Hilfsweise werde darauf verwiesen, daß der Verwalter zwischenzeitlich für die Zeiträume bis zur Eröffnung des Gesamtvollstreckungsverfahrens Jahresabschlüsse und Steuererklärungen gefertigt habe.

Die Klägerin beantragt sinngemäß, den Feststellungsbescheid vom 11. April 2001 und die Einspruchsentscheidung vom 06. Juni 2000 aufzuheben.

Der Beklagte beantragt, die Klage abzuweisen.

Es sei unzutreffend, daß das Finanzamt durch den Erlaß des Feststellungsbescheid bzw. der Einspruchsentscheidung die Aufnahme in das Forderungsverzeichnis begehre. Vielmehr seien lediglich die bestrittenen Ansprüche der Höhe und dem Vorrecht gemäß § 17 GesO nach festgestellt worden.
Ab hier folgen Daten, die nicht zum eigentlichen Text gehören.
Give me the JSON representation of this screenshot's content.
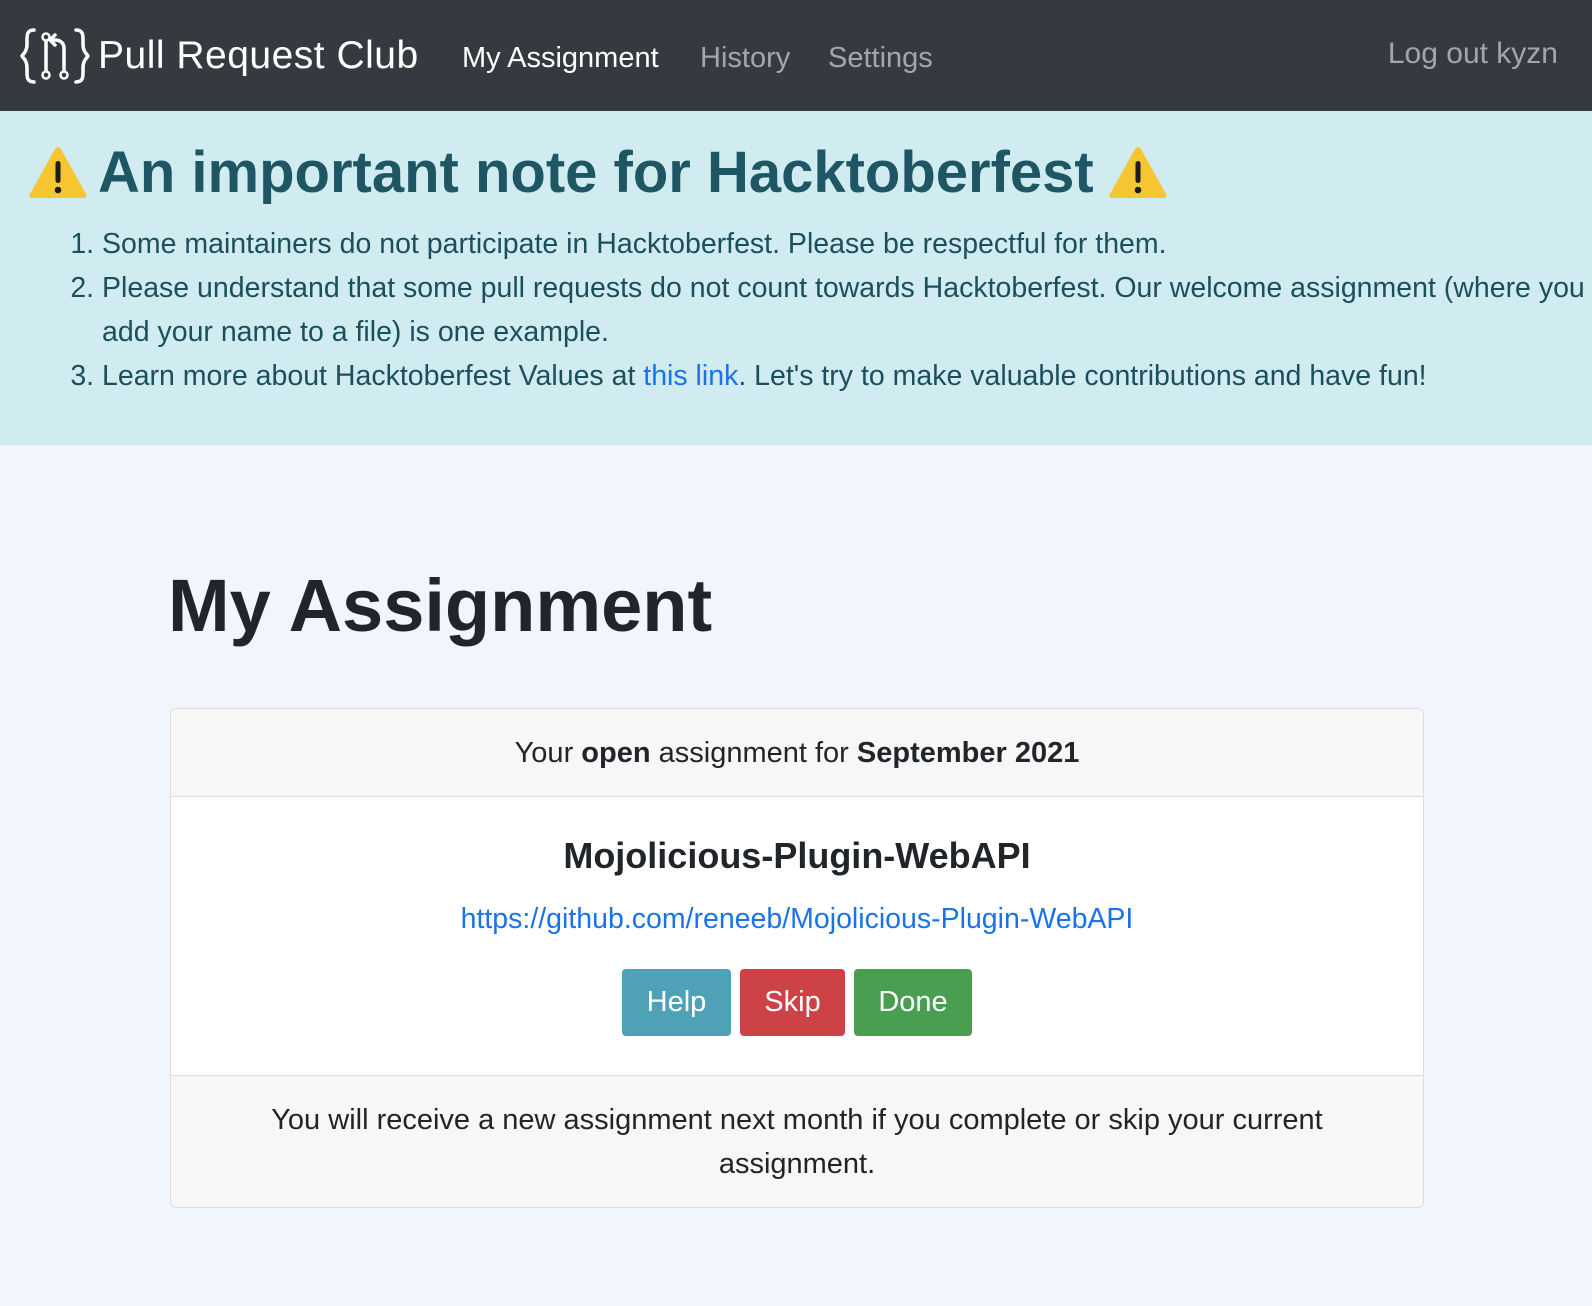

Das Verfahren nach § 251 Abs. 1 AO sei erforderlich, da einerseits unter den Bedingungen des Gesamtvollstreckungsverfahrens keine Steuerbescheide mehr erlassen werden dürften. Andererseits handele es sich bei den zugrunde liegenden Steueransprüchen um Ansprüche aus einem öffentlich-rechtlichen Schuldverhältnis, über dessen Bestehen oder Nichtbestehen das Finanzamt durch Verwaltungsakt entscheide.

Zum weiteren Vorbringen des Beklagten wird auf die Schriftsätze vom 27. November 2000 und vom 25. April 2001 verwiesen.

Am 11. April 2001 erließ der Beklagte einen geänderten Feststellungsbescheid und stellte die folgenden Forderungen fest:

Hauptforderung

Fälligkeit

Abgabenforderungen gemäß § 17 Abs. 3 Nr. 3 GesO:

- Umsatzsteuer-Sondervorauszahlung 1992

1.727,30 DM

13.05.92

- Umsatzsteuer Abschlußzahlung 1992

2.735,50 DM

Abgabenforderungen gemäß § 17 Abs. 3 Nr. 4 GesO:

- Rückforderung Investitionszulage 1990

2.390,00 DM

- Zinsen zur Investitionszulage

115,00 DM

- Rückforderung Investitionszulage 1990

324,00 DM

Der Bescheid war wie folgt erläutert: „Dieser Bescheid ändert den mit Klage angefochtenen Feststellungsbescheid in Form der Einspruchsentscheidung. Der angefochtene Bescheid war gemäß § 130 Abs. 1 AO teilweise zu widerrufen, da aufgrund ihres Erlassantrages die Säumniszuschläge erlassen wurden. Ferner wurden am 21. Dezember 2000 Steuererklärungen eingereicht, aufgrund dessen das Feststellungsinteresse des Finanzamtes gemäß § 251 Abs. 3 AO teilweise entfallen ist.” (Blatt 48 der Gerichtsakte).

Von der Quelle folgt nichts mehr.